The UN Children's agency is pushing communities in the Democratic Republic of Congo to protect children orphaned, abandoned or separated from their families by war and prevent them from being recruited into rebel groups.

MBIMBI, DEMOCRATIC REPUBLIC OF CONGO  (UNICEF) - The Democratic Republic of Congo is trying to rebuild after years of war ravaged the country destroying much of its infrastructure and claiming over 5 million lives.

The 1998-2003 war also displaced another 1 million and more continue to run today escaping armed groups that continue to operate in Congo's east, despite the presence more than 17,000 U.N. peacekeepers and ongoing military operations.

Many children have been separated from their parents or guardians and the UN children's agency, UNICEF has started an initiative known as the Protected Communities Program to prevent them from getting recruited by militias. Many armed groups use minors as spies, porters and fighters.

Alessandra Dentice, is the Chief of Child Protection at UNICEF.

"The community, the family has no means anymore to take care of their own children. The program Protected Communities tries to reinforce the capacities of the communities, which already naturally exists, to avoid children from becoming vulnerable, or to prevent them from being more vulnerable than they already are," said Dentice.

Half of the country's 66 million people are below 18 years of age, and an estimated 8.2 million are said to be orphans or vulnerable children.

Children affected by war are often traumatized after seeing people they know being attacked or even they themselves being targets for attackers.

Many children are now out of school and don't have access to food, clothing and shelter.

The child protection program has enrolled volunteers who check on children in various parts of the country. Theophile Keto Lukelo, a volunteer with the protected communities program lives in Kimwanza village, about 40 kilometers from the capital, Kinshasa.

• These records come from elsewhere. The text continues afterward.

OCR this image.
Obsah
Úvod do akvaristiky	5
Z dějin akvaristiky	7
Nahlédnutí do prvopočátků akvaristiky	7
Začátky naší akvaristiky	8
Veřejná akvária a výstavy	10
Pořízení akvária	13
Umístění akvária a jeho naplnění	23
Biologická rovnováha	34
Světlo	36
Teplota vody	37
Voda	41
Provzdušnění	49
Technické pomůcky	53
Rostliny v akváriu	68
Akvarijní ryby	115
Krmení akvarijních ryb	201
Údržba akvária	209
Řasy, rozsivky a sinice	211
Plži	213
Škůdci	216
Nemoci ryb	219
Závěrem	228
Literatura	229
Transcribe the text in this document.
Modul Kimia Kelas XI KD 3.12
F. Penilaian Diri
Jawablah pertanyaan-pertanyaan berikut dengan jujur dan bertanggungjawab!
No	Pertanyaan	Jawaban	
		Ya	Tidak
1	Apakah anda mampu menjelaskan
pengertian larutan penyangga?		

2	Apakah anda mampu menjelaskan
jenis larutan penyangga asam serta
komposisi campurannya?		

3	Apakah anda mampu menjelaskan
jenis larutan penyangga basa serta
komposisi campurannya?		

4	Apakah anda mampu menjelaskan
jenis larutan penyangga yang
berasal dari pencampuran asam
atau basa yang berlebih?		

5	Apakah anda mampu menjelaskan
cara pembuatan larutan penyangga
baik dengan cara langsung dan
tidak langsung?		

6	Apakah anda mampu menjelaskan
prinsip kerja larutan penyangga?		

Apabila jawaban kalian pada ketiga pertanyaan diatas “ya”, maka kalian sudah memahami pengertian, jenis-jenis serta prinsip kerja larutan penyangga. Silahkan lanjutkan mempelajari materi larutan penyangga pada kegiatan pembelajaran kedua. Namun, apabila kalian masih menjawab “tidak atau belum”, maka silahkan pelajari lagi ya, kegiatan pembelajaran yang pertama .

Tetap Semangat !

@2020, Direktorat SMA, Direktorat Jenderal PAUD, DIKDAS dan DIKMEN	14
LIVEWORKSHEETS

He regularly checks on 14-year-old Samuel and his siblings who live nearby.

The family lost their father in 2007. He was the main breadwinner at the time. After dropping out of school for three years the children are now back in class.

"If you don't get into the households, you can't really understand what's going on, that's why we have to come regularly. Here, the main difficulty is food, the house is not in a good state but they're protected from rain and heat. But so far, there is nothing we can do for food, even though we support them a little with food," said Lukelo.

Not too far away, about 100 children live at a home in Mont Ngafula area, where they can access food, education and shelter. The project is run by a local leaders and community members. Bienvenue Nlandu is a social worker here.

"We work on the field to provide those children with a psycho-social help, we work with the children. I hope they live the child's life they have never lived. We progressively mix them with the community, and the community will progressively accept the child who is not a danger anymore."

The project also provides access to vocational training and some beneficiaries like 17-year-old Jocelyne are using their skills to run businesses.

Jocelyn spent 10 years at a centre for children and took sewing lessons in the process. She now owns a dressmaking shop.

Jocelyn has also decided to help raise Joseph who was abandoned by his parents -- they thought he had AIDS.

Jocelyn says she wants to make a difference in his life to prevent him from going through what she experienced as a child growing up without a family.